犬と猫…ときどき、君



少しずつ温かくなっていく廊下を進んで、ドアノブに手をかけ、それを引く。


「おー悪い、ちょっと待ってて」

部屋に入ると、春希は困ったように考え込んで、頭をポリポリ掻いていて、クルッと見回したその部屋に、本当に小さくだけど、胸が柔らかい音を立てた。

全体的に高さのない家具で統一されたその部屋は、すごく春希らしくて……。


こういう趣味は、やっぱり自分とどこか似ていると思った。


「ねぇ、部屋ホント汚いんだけど」

でも、それを外に出すワケにはいかなくて、いつも通りの暴言を吐いた私に、春希はその顔を顰める。


「今週の休みに片付けようと思ってたんですー」

「あっそう」

「つーか、んなこと言ってるなら探すついでに片付け手伝えよ」

「えぇー……」

「テキスト返さねぇぞ」

何故か楽しそうに笑う春希の言葉は、もう意味が分からないし。


「……もういい」

仕方がないから、溜め息まじりにテーブルの上の本に手を伸ばして、それを一冊ずつ移動していく。

ファッション雑誌と車の本と、釣りの本と、インテリアの本と、時々混ざる参考書。


「城戸って、無駄に多趣味だよね」

謎の植物の育て方の本を手にしたところで、呆れながらそう言えば、

「無駄じゃねーし。
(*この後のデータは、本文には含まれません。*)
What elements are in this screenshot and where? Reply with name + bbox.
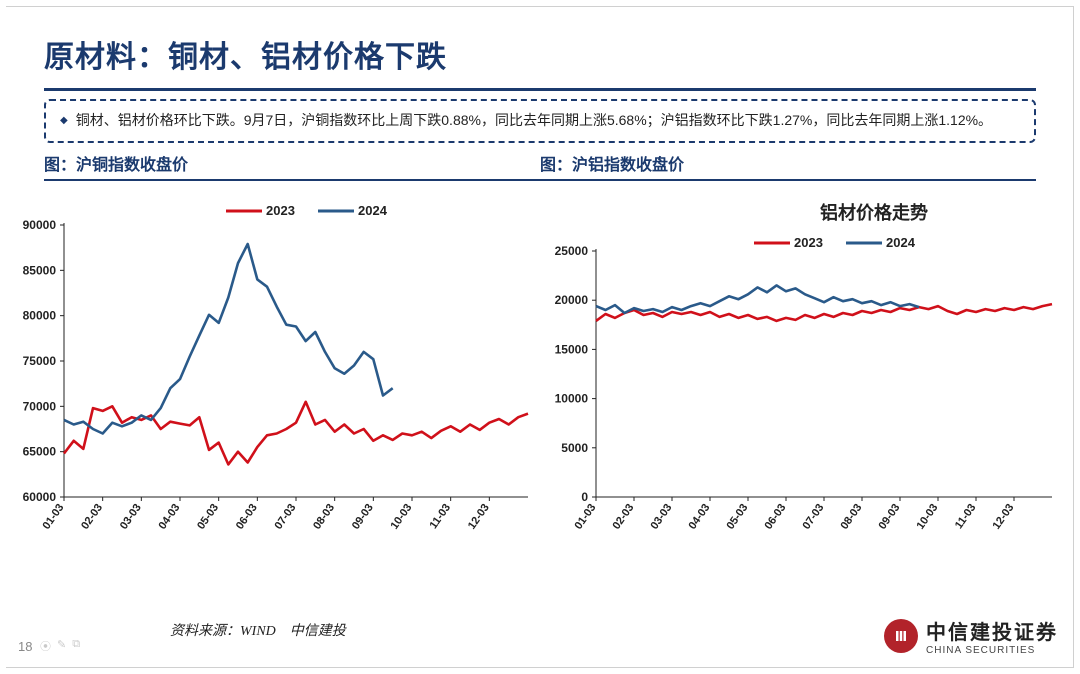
- svg-text:06-03: 06-03: [234, 502, 260, 532]
- charts-row: 2023 2024 60000 65000 70000 75000 80000 85000 90…: [0, 181, 1080, 555]
- svg-text:10000: 10000: [555, 392, 589, 406]
- summary-callout: 铜材、铝材价格环比下跌。9月7日，沪铜指数环比上周下跌0.88%，同比去年同期上…: [44, 99, 1036, 143]
- svg-text:04-03: 04-03: [156, 502, 182, 532]
- svg-text:铝材价格走势: 铝材价格走势: [820, 202, 928, 223]
- svg-text:04-03: 04-03: [686, 502, 712, 532]
- svg-text:09-03: 09-03: [350, 502, 376, 532]
- dock-icon: ⦿: [40, 638, 51, 654]
- brand-en: CHINA SECURITIES: [926, 645, 1058, 656]
- svg-text:12-03: 12-03: [990, 502, 1016, 532]
- chart1-wrap: 2023 2024 60000 65000 70000 75000 80000 85000 90…: [8, 185, 540, 555]
- svg-text:07-03: 07-03: [800, 502, 826, 532]
- title-row: 原材料：铜材、铝材价格下跌: [0, 0, 1080, 82]
- page-title: 原材料：铜材、铝材价格下跌: [44, 32, 1036, 76]
- chart1-heading: 图：沪铜指数收盘价: [44, 151, 540, 177]
- svg-text:15000: 15000: [555, 343, 589, 357]
- brand-text: 中信建投证券 CHINA SECURITIES: [926, 616, 1058, 656]
- brand-cn: 中信建投证券: [926, 616, 1058, 645]
- chart2-wrap: 铝材价格走势 2023 2024 0 5000 10000 15000 20000 25000 0…: [540, 185, 1072, 555]
- svg-text:65000: 65000: [23, 445, 57, 459]
- svg-text:11-03: 11-03: [953, 502, 979, 531]
- brand-logo-icon: [884, 619, 918, 653]
- page-number: 18: [18, 639, 32, 654]
- svg-text:02-03: 02-03: [79, 502, 105, 532]
- svg-text:2023: 2023: [794, 235, 823, 250]
- svg-text:05-03: 05-03: [724, 502, 750, 532]
- svg-text:09-03: 09-03: [876, 502, 902, 532]
- svg-text:60000: 60000: [23, 490, 57, 504]
- svg-text:90000: 90000: [23, 218, 57, 232]
- svg-text:05-03: 05-03: [195, 502, 221, 532]
- svg-text:75000: 75000: [23, 354, 57, 368]
- svg-text:10-03: 10-03: [914, 502, 940, 532]
- svg-text:25000: 25000: [555, 244, 589, 258]
- svg-text:2023: 2023: [266, 203, 295, 218]
- svg-text:03-03: 03-03: [648, 502, 674, 532]
- chart2-heading: 图：沪铝指数收盘价: [540, 151, 1036, 177]
- dock-icon: ✎: [57, 638, 66, 654]
- chart1-svg: 2023 2024 60000 65000 70000 75000 80000 85000 90…: [8, 185, 538, 555]
- chart2-svg: 铝材价格走势 2023 2024 0 5000 10000 15000 20000 25000 0…: [540, 185, 1070, 555]
- title-rule: [44, 88, 1036, 91]
- chart-headings: 图：沪铜指数收盘价 图：沪铝指数收盘价: [44, 151, 1036, 177]
- svg-text:08-03: 08-03: [838, 502, 864, 532]
- svg-text:5000: 5000: [561, 441, 588, 455]
- svg-text:2024: 2024: [886, 235, 916, 250]
- svg-text:80000: 80000: [23, 309, 57, 323]
- svg-text:11-03: 11-03: [428, 502, 454, 531]
- dock-icon: ⧉: [72, 638, 80, 654]
- svg-text:01-03: 01-03: [572, 502, 598, 532]
- svg-text:02-03: 02-03: [610, 502, 636, 532]
- svg-text:0: 0: [581, 490, 588, 504]
- svg-text:03-03: 03-03: [118, 502, 144, 532]
- svg-text:01-03: 01-03: [40, 502, 66, 532]
- source-line: 资料来源：WIND 中信建投: [170, 620, 346, 640]
- svg-text:06-03: 06-03: [762, 502, 788, 532]
- dock-icons: ⦿ ✎ ⧉: [40, 638, 80, 654]
- summary-text: 铜材、铝材价格环比下跌。9月7日，沪铜指数环比上周下跌0.88%，同比去年同期上…: [60, 109, 1020, 131]
- svg-text:2024: 2024: [358, 203, 388, 218]
- svg-text:70000: 70000: [23, 400, 57, 414]
- svg-text:85000: 85000: [23, 264, 57, 278]
- svg-text:07-03: 07-03: [272, 502, 298, 532]
- svg-text:08-03: 08-03: [311, 502, 337, 532]
- svg-text:10-03: 10-03: [388, 502, 414, 532]
- svg-text:12-03: 12-03: [466, 502, 492, 532]
- brand: 中信建投证券 CHINA SECURITIES: [884, 616, 1058, 656]
- svg-text:20000: 20000: [555, 294, 589, 308]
つーか、お前が無趣味すぎるんだよ」

バカにしたように笑われて。


「別に、無趣味じゃないもん」

不貞腐れたら、「眉間のシワ消えなくなるぞ」ってまた笑われた。


ホントに春希はいつも通り。

おかげで私の気持ちも軽くなって……。


「おっ! 発見!」

春希がソファーの下の奥の方からテキストを見つける頃には、最初の緊張がバカらしくなるくらい、私もリラックスしていた。


「もういい加減にしてよねー。この辺すっかり片付いちゃったじゃん」

綺麗になったテーブルの上を指差して視線を上げれば、春希は「ご苦労さん」なんて、適当な返事を返してくる。


「おかげで今週の休みはゆっくり出来る」

「……」

「何だよ」

「テキスト、わざと無くしたフリしたワケじゃないよね?」

「んなワケねーだろ」


クスクス笑う春希は、本当に昔と変わらない。


春希の香りがする部屋に、春希と二人。

こうやって笑い合っていると、変な錯覚を起こしそうになる。


「ホント疲れた」

「悪かったって」

「……反省してないよね?」

「してますけどー」


まるで、昔に戻ったような、そんな錯覚を起こしそうになる。


「そーいや、今野から連絡は?」

「んーと……まだきてない」


だけどやっぱり、昔とは違んだってことは、分かってる。

頭では、分かってるんだけど――……。